60代でふと気づく「いつも指示される側」のヒミツ

整える

無意識の選択を自覚し、これからの居心地を少しずつ変えていく方法

人間関係のなかで、気がつくといつも「指示をされる側」や「サブの立ち位置」に回っている――そんな経験はありませんか?

職場の人間関係だけでなく、地域の集まりや趣味の任意団体、あるいは友人関係の中でまで、いつでもその役割になってしまうと、5,60代を迎えたあたりで、ふと心に冷たい風が吹くことがあります。

「私は死ぬまで、誰かの指示を受け入れるだけの立ち位置なのだろうか」

しかしここで、一つ大切な視点があります。私たちはつい「周囲が私をこの立場に押し込んでいる」「役割を奪われている」と考えがちですが、実はそうではないのかもしれません。

アドラー心理学の視点に立てば、私たちがその立ち位置にいるのは、自分自身の「無意識」が、何らかの目的のために自ら選び取ってきた結果であると捉えることができます。

まずは「自分がこの立ち位置を決めている」と自覚する

「指示される側」でいることには、無意識にとってのメリット(目的)が必ずあります。

  • 波風を立てずに、その場の人間関係を円滑にコントロールできる
  • 決定に伴う重い責任を負わずに済む
  • 「実務ができる有能なサポーター」として、確実に歓迎され、居場所を確保できる

私たちは、こうした安心感やメリットのために、無意識のうちに自ら進んで「サブの椅子」に座ってきたのではないでしょうか。

誰かに奪われたわけではなく、自分の無意識が選び続けてきた。まずはその事実をフラットに「自覚すること」が、これからの生き方を変える真のスタートラインになります。自分で選んできたことだからこそ、これからの選び直す主導権も、すべて自分自身の手の中にあるのです。

脱却でもキャラ変でもなく、選択を「固定しない」というチャレンジ

「自分が選んでいた」と気づいたからといって、急に明日から「脱却」したり、無理に「キャラ変」をしてリーダーシップを発揮したりする必要はありません。あるいは「どうせ自分はこういう人間だ」と諦める必要もありません。

大切なのは、これまでの「サブの役割」を全否定するのではなく、「その役割を、いつでも変えられるように固定しないでおく」という、ちょっとしたチャレンジです。

これからの人生の居心地を少しずつ変えていくための、具体的な着地点をいくつか提示してみます。

着地点①:10回に1回、自分の「意思」を主語にしてみる

いつもなら無意識に「わかりました」と指示通りに動く場面で、ほんの少しだけ自分の意思を表明する隙間を作ってみます。

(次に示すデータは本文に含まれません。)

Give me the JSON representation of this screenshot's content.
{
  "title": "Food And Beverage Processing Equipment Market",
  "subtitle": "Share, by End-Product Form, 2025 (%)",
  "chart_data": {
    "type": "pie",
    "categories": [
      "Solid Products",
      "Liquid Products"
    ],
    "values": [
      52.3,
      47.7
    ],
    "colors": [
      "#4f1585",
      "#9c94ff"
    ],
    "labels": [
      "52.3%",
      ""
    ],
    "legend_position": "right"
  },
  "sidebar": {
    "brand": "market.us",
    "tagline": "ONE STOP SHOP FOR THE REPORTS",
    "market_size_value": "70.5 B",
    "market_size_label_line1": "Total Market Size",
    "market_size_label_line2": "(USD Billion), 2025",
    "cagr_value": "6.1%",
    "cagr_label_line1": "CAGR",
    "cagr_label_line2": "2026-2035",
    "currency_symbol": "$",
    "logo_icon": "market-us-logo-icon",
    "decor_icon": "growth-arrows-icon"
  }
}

  • 「私はこう思うのですが、この方法で進めてみてもよろしいですか?」
  • 「今回はこちらの役割を担当してみたいです」

相手の指示を自動的に受け入れるのではなく、「私は私の意思で、あえてこの場に協力している」という自覚を持つだけで、心の持ちようは大きく変わります。

着地点②:受け身の引き受けを「部分的に卒業」する

無意識のうちにすべての依頼や指示を反射的に引き受けてしまうクセを、少しだけお休みさせてみる着地点です。

  • 「今回はここまでお手伝いしますが、来期は別の方にお譲りしますね」

すべてを断るのではなく、自分のエネルギーをどこに使うかのグラデーションを自分で決める。これも立派な選び直しの一歩です。

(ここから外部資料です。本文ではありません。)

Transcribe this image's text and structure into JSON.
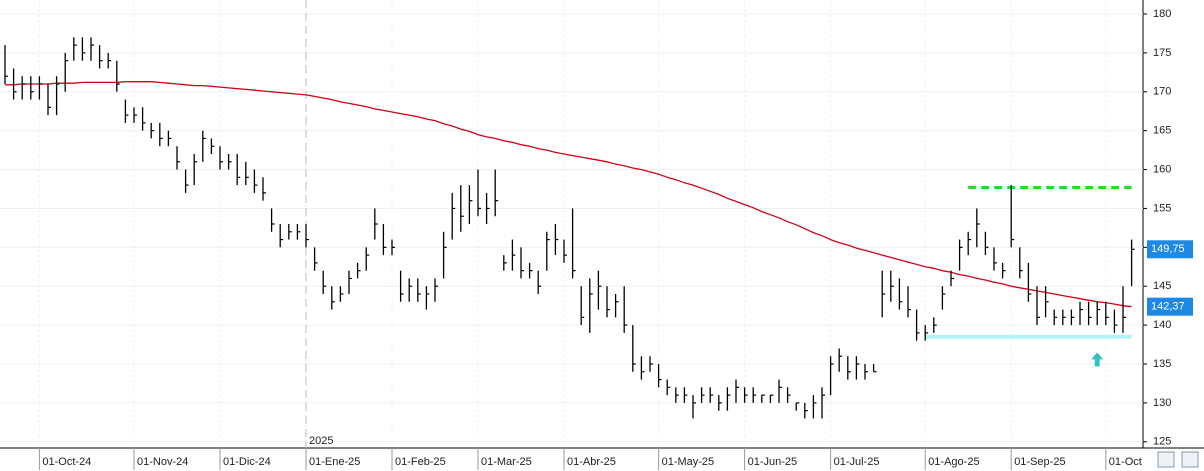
{
  "chart_data": {
    "type": "ohlc",
    "categories": [
      null,
      null,
      null,
      null,
      "01-Oct-24",
      null,
      null,
      null,
      null,
      null,
      null,
      null,
      null,
      null,
      null,
      "01-Nov-24",
      null,
      null,
      null,
      null,
      null,
      null,
      null,
      null,
      null,
      "01-Dic-24",
      null,
      null,
      null,
      null,
      null,
      null,
      null,
      null,
      null,
      "01-Ene-25",
      null,
      null,
      null,
      null,
      null,
      null,
      null,
      null,
      null,
      "01-Feb-25",
      null,
      null,
      null,
      null,
      null,
      null,
      null,
      null,
      null,
      "01-Mar-25",
      null,
      null,
      null,
      null,
      null,
      null,
      null,
      null,
      null,
      "01-Abr-25",
      null,
      null,
      null,
      null,
      null,
      null,
      null,
      null,
      null,
      null,
      "01-May-25",
      null,
      null,
      null,
      null,
      null,
      null,
      null,
      null,
      null,
      "01-Jun-25",
      null,
      null,
      null,
      null,
      null,
      null,
      null,
      null,
      null,
      "01-Jul-25",
      null,
      null,
      null,
      null,
      null,
      null,
      null,
      null,
      null,
      null,
      "01-Ago-25",
      null,
      null,
      null,
      null,
      null,
      null,
      null,
      null,
      null,
      "01-Sep-25",
      null,
      null,
      null,
      null,
      null,
      null,
      null,
      null,
      null,
      null,
      "01-Oct",
      null,
      null,
      null
    ],
    "bars": {
      "color": "#000000",
      "high": [
        176,
        173,
        172,
        172,
        172,
        171,
        172,
        175,
        177,
        177,
        177,
        176,
        175,
        174,
        169,
        168,
        168,
        166,
        166,
        165,
        163,
        160,
        162,
        165,
        164,
        163,
        162,
        162,
        161,
        160,
        159,
        155,
        153,
        153,
        153,
        153,
        150,
        147,
        145,
        145,
        147,
        148,
        150,
        155,
        153,
        151,
        147,
        146,
        146,
        145,
        146,
        152,
        157,
        158,
        158,
        160,
        157,
        160,
        149,
        151,
        150,
        148,
        147,
        152,
        153,
        151,
        155,
        145,
        146,
        147,
        145,
        144,
        145,
        140,
        136,
        136,
        135,
        133,
        132,
        132,
        131,
        132,
        132,
        131,
        132,
        133,
        132,
        132,
        131,
        131,
        133,
        132,
        130,
        130,
        131,
        132,
        136,
        137,
        136,
        136,
        135,
        135,
        147,
        147,
        146,
        145,
        142,
        140,
        141,
        145,
        147,
        151,
        152,
        155,
        152,
        150,
        148,
        158,
        150,
        148,
        145,
        145,
        142,
        142,
        142,
        143,
        143,
        143,
        143,
        142,
        145,
        151
      ],
      "low": [
        171,
        169,
        169,
        169,
        169,
        167,
        167,
        170,
        174,
        174,
        174,
        173,
        173,
        170,
        166,
        166,
        165,
        164,
        163,
        163,
        160,
        157,
        158,
        161,
        162,
        160,
        160,
        158,
        158,
        157,
        156,
        152,
        150,
        151,
        151,
        150,
        147,
        144,
        142,
        143,
        144,
        146,
        147,
        151,
        149,
        149,
        143,
        143,
        143,
        142,
        143,
        146,
        151,
        152,
        153,
        154,
        153,
        154,
        147,
        147,
        146,
        146,
        144,
        147,
        149,
        148,
        146,
        140,
        139,
        142,
        141,
        141,
        139,
        134,
        133,
        134,
        132,
        131,
        130,
        130,
        128,
        130,
        130,
        129,
        129,
        130,
        130,
        130,
        130,
        130,
        130,
        130,
        129,
        128,
        128,
        128,
        131,
        134,
        133,
        133,
        133,
        134,
        141,
        143,
        142,
        141,
        138,
        138,
        139,
        142,
        145,
        147,
        149,
        150,
        149,
        147,
        146,
        150,
        146,
        143,
        140,
        141,
        140,
        140,
        140,
        140,
        140,
        140,
        140,
        139,
        139,
        145
      ],
      "close": [
        172,
        170,
        171,
        170,
        171,
        168,
        171,
        174,
        176,
        175,
        176,
        174,
        174,
        171,
        167,
        167,
        166,
        165,
        164,
        164,
        161,
        158,
        161,
        164,
        163,
        161,
        161,
        159,
        159,
        158,
        157,
        153,
        151,
        152,
        152,
        151,
        148,
        145,
        143,
        144,
        146,
        147,
        149,
        153,
        150,
        150,
        144,
        145,
        144,
        144,
        145,
        150,
        155,
        154,
        156,
        155,
        155,
        156,
        148,
        149,
        147,
        147,
        145,
        151,
        151,
        149,
        147,
        141,
        144,
        145,
        142,
        143,
        140,
        135,
        134,
        135,
        133,
        132,
        131,
        131,
        130,
        131,
        131,
        130,
        131,
        132,
        131,
        131,
        131,
        131,
        132,
        131,
        130,
        129,
        130,
        131,
        135,
        136,
        134,
        135,
        134,
        134,
        144,
        145,
        143,
        142,
        139,
        139,
        140,
        144,
        146,
        150,
        151,
        153,
        150,
        148,
        147,
        151,
        147,
        144,
        141,
        143,
        141,
        141,
        141,
        142,
        141,
        142,
        141,
        140,
        141,
        149.75
      ],
      "last_label": "149,75",
      "label_color": "#1e88e5"
    },
    "average": {
      "color": "#d0021b",
      "values": [
        170.9,
        170.9,
        171,
        171,
        171,
        171,
        171.1,
        171.1,
        171.1,
        171.2,
        171.2,
        171.2,
        171.2,
        171.2,
        171.3,
        171.3,
        171.3,
        171.3,
        171.2,
        171.1,
        171,
        170.9,
        170.8,
        170.8,
        170.7,
        170.6,
        170.5,
        170.4,
        170.3,
        170.2,
        170.1,
        170,
        169.9,
        169.8,
        169.7,
        169.6,
        169.4,
        169.2,
        169,
        168.7,
        168.5,
        168.3,
        168.1,
        167.8,
        167.6,
        167.4,
        167.2,
        167,
        166.8,
        166.5,
        166.3,
        165.9,
        165.6,
        165.2,
        164.9,
        164.5,
        164.2,
        164,
        163.7,
        163.5,
        163.2,
        163,
        162.7,
        162.5,
        162.2,
        162,
        161.8,
        161.6,
        161.4,
        161.2,
        161,
        160.7,
        160.5,
        160.2,
        160,
        159.7,
        159.4,
        159,
        158.7,
        158.3,
        158,
        157.6,
        157.2,
        156.8,
        156.3,
        155.9,
        155.5,
        155.1,
        154.6,
        154.2,
        153.8,
        153.3,
        152.9,
        152.4,
        151.9,
        151.5,
        151,
        150.6,
        150.3,
        149.9,
        149.6,
        149.3,
        149,
        148.7,
        148.4,
        148.1,
        147.8,
        147.5,
        147.3,
        147,
        146.8,
        146.5,
        146.3,
        146,
        145.8,
        145.5,
        145.3,
        145,
        144.8,
        144.6,
        144.4,
        144.2,
        144,
        143.8,
        143.6,
        143.4,
        143.2,
        143,
        142.9,
        142.7,
        142.5,
        142.37
      ],
      "last_label": "142,37",
      "label_color": "#1e88e5"
    },
    "levels": [
      {
        "value": 157.7,
        "color": "#22dd22",
        "dashed": true,
        "from": 112,
        "to": 131
      },
      {
        "value": 138.5,
        "color": "#b3f3f3",
        "dashed": false,
        "from": 107,
        "to": 131
      }
    ],
    "arrow": {
      "index": 127,
      "value": 136.5,
      "color": "#2ec4c4"
    },
    "year_marker": {
      "label": "2025",
      "index": 35
    },
    "ylim": [
      124.2,
      181.8
    ],
    "yticks": [
      125,
      130,
      135,
      140,
      145,
      150,
      155,
      160,
      165,
      170,
      175,
      180
    ],
    "grid": true
  }
}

着地点③:誰の指示も介在しない「自分だけの聖域」を持つ

他人が介在する組織では、どうしても過去の無意識のパターン(ラベリング)に引っ張られがちです。それならば、人間関係が一切及ばない「100%自分が主役になれる場所」を生活の中に作り出すのが最も確実です。

例えば、誰にも縛られない個人の学びの時間です。そこでは、あなたがルールであり、意思決定者です。誰の指示を仰ぐ必要も、誰かの顔色を窺う必要もありません。この聖域を小さく育てることは、他人のルールに振り回されないための精神的な避難所となり、やがて小さな自立へとつながっていきます。

コップに一滴のインクを落とすように

これからの生き方は、白か黒かで決める必要はありません。「サブの役割」で周囲を支える自分の大人の配慮を認めつつも、時と場合に応じて「自分で選び直す割合」を少しずつ増やしていけば良いのです。

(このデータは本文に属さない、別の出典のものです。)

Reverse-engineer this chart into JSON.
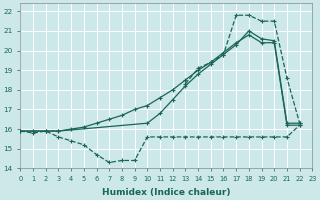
{
  "bg_color": "#cce8e8",
  "grid_color": "#b0d8d8",
  "line_color": "#1a6655",
  "xlim": [
    0,
    23
  ],
  "ylim": [
    14,
    22.4
  ],
  "xlabel": "Humidex (Indice chaleur)",
  "xtick_vals": [
    0,
    1,
    2,
    3,
    4,
    5,
    6,
    7,
    8,
    9,
    10,
    11,
    12,
    13,
    14,
    15,
    16,
    17,
    18,
    19,
    20,
    21,
    22,
    23
  ],
  "ytick_vals": [
    14,
    15,
    16,
    17,
    18,
    19,
    20,
    21,
    22
  ],
  "c1x": [
    0,
    1,
    2,
    3,
    4,
    5,
    6,
    7,
    8,
    9,
    10,
    11,
    12,
    13,
    14,
    15,
    16,
    17,
    18,
    19,
    20,
    21,
    22
  ],
  "c1y": [
    15.9,
    15.8,
    15.9,
    15.6,
    15.4,
    15.2,
    14.7,
    14.3,
    14.4,
    14.4,
    15.6,
    15.6,
    15.6,
    15.6,
    15.6,
    15.6,
    15.6,
    15.6,
    15.6,
    15.6,
    15.6,
    15.6,
    16.2
  ],
  "c2x": [
    0,
    1,
    2,
    3,
    4,
    5,
    6,
    7,
    8,
    9,
    10,
    11,
    12,
    13,
    14,
    15,
    16,
    17,
    18,
    19,
    20,
    21,
    22
  ],
  "c2y": [
    15.9,
    15.9,
    15.9,
    15.9,
    16.0,
    16.1,
    16.3,
    16.5,
    16.7,
    17.0,
    17.2,
    17.6,
    18.0,
    18.5,
    19.0,
    19.4,
    19.9,
    20.4,
    20.8,
    20.4,
    20.4,
    16.2,
    16.2
  ],
  "c3x": [
    0,
    1,
    2,
    3,
    10,
    11,
    12,
    13,
    14,
    15,
    16,
    17,
    18,
    19,
    20,
    21,
    22
  ],
  "c3y": [
    15.9,
    15.9,
    15.9,
    15.9,
    16.3,
    16.8,
    17.5,
    18.2,
    18.8,
    19.3,
    19.8,
    20.3,
    21.0,
    20.6,
    20.5,
    16.3,
    16.3
  ],
  "c4x": [
    13,
    14,
    15,
    16,
    17,
    18,
    19,
    20,
    21,
    22
  ],
  "c4y": [
    18.3,
    19.1,
    19.4,
    19.8,
    21.8,
    21.8,
    21.5,
    21.5,
    18.6,
    16.3
  ]
}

「私はこの立ち位置だから」と諦めて固定化してしまうのではなく、まずは「あ、今、自分は無意識にいつもの椅子に座ろうとしているな」と気づくことから始めてみませんか。

その小さな自覚と、固定しないことへの微かなチャレンジの積み重ねが、60代からの毎日に、新しい納得感と確かな手応えをもたらしてくれるはずです。